Employee turnover can be costly and disruptive to large or small businesses. Advertising, recruiting, and training new workers might put a strain on budgets and the workload of other employees. A retention specialist tries to attract and keep valuable employees. Some companies name an existing worker to the post, while others might hire a person to do the job or use a consulting firm.

Low job satisfaction might cause an employee to seek a job change and lead to absenteeism. The retention specialist might analyze unmet needs of the employee to discover strategies to increase job satisfaction. He or she might implement additional training to foster employee growth and opportunity for advancement in the workplace. A retention program might also include an employee recognition program to reward valuable staff members for exceptional performance.

This employee retention specialist typically weighs the cost of turnover against the expense of implementing programs to increase employee loyalty.
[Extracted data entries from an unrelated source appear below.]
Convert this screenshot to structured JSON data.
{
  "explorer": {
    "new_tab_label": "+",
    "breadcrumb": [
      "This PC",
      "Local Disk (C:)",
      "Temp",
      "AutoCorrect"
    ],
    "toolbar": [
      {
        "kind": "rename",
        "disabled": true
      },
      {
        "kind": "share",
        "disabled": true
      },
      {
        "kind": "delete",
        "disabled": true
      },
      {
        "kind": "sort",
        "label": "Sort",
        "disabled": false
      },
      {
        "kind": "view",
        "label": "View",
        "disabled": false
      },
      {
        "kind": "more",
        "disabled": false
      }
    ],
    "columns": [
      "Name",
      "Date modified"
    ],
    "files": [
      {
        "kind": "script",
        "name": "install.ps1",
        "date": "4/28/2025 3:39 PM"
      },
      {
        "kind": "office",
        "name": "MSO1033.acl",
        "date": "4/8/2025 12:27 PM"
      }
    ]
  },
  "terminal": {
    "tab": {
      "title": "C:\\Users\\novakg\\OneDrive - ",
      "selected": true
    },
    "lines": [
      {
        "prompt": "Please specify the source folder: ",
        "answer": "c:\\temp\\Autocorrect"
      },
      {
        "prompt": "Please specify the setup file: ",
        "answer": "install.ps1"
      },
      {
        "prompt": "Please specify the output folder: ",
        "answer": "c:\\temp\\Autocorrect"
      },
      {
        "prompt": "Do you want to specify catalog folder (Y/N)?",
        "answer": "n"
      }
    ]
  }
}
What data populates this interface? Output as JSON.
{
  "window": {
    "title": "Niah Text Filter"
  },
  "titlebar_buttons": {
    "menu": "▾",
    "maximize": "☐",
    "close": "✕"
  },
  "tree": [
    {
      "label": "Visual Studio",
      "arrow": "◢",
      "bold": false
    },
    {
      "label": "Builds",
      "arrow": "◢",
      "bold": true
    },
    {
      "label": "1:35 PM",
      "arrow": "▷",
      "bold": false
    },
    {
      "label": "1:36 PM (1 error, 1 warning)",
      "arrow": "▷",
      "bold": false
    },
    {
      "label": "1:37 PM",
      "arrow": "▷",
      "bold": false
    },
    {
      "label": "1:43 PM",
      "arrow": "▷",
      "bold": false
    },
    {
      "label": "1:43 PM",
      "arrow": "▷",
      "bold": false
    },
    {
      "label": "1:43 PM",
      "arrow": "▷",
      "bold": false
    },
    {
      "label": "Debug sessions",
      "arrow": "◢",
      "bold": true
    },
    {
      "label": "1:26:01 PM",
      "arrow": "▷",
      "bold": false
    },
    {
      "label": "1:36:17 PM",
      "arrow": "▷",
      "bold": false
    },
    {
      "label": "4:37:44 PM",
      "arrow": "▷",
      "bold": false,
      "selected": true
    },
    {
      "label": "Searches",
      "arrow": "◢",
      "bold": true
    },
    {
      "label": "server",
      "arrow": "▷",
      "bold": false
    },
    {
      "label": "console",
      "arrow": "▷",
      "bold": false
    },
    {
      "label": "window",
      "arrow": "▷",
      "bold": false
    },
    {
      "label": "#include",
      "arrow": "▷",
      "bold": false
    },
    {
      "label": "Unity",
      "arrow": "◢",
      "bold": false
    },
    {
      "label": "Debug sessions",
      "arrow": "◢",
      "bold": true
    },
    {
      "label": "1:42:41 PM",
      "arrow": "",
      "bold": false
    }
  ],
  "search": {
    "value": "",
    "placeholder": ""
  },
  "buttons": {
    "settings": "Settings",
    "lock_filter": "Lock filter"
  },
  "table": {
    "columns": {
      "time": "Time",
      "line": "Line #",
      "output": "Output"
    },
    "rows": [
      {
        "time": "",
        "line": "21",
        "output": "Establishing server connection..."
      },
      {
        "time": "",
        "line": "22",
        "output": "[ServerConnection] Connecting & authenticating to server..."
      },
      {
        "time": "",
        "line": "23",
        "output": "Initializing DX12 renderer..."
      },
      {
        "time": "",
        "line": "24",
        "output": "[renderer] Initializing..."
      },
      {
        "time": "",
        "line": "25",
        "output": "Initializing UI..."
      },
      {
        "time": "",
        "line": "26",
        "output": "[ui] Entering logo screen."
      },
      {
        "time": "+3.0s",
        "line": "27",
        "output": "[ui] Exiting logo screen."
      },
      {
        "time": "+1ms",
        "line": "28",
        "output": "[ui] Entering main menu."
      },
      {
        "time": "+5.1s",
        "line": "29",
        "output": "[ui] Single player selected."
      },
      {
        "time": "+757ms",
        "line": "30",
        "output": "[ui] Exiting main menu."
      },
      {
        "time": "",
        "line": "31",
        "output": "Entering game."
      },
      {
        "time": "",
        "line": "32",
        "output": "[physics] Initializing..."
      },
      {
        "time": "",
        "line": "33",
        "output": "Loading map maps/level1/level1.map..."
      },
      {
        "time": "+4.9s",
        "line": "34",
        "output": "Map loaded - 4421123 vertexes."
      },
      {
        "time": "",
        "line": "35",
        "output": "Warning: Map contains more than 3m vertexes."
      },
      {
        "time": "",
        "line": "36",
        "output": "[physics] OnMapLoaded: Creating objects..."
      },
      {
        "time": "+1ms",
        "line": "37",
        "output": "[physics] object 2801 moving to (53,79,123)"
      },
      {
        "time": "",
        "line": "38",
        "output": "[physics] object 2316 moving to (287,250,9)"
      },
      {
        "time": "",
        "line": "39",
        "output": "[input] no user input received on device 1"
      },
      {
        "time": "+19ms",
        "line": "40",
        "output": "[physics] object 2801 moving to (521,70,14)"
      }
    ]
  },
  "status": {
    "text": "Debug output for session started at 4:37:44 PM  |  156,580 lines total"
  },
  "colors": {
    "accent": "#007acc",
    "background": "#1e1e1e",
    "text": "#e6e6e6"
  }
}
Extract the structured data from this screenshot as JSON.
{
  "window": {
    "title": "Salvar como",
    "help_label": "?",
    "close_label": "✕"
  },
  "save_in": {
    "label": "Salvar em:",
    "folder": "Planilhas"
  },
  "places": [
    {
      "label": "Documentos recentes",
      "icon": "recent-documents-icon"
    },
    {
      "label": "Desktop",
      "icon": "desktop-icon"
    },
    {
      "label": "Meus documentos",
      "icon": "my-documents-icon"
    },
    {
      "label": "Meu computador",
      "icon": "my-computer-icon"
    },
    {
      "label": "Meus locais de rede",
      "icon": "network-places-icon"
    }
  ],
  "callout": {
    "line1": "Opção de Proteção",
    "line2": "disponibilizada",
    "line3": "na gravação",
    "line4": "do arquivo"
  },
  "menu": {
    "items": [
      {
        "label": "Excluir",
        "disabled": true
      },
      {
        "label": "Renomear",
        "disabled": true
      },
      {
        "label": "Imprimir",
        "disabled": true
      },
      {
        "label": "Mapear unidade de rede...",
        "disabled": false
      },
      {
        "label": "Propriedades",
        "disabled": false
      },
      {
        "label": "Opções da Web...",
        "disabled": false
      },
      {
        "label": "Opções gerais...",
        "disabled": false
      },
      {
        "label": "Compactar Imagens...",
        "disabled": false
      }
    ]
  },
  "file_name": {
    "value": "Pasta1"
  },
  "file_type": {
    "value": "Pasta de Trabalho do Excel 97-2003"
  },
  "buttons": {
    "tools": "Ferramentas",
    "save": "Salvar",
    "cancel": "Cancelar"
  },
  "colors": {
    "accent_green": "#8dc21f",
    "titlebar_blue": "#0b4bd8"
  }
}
Mentoring programs might prove successful to help newly hired workers adjust to their new jobs. Company-wide enhancements in communication efforts could promote teamwork and improve retention rates.

Some companies offer flexible schedules to attract employees who need to balance work and family responsibilities. Management might look at the financial, lifestyle, and parenting issues workers face and develop programs to meet those needs. Parenting responsibilities might be eased via flexible schedules or by allowing parents to work from home.

A student retention specialist generally works with students in danger of dropping out of school. He or she might assist with time management skills to increase the amount of time students devote to study. Some colleges offer test-taking tips to reduce anxiety and help students succeed, along with strategies for note-taking during lectures. Additional programs might improve writing skills for students weak in that area.

Customer retention specialists address customer complaints and work to resolve issues to maintain a healthy client list. They might contact a customer who cancels a service to explore ways to keep the customer’s business. Customer retention specialists also might contact purchasers when their rate of buying drops off.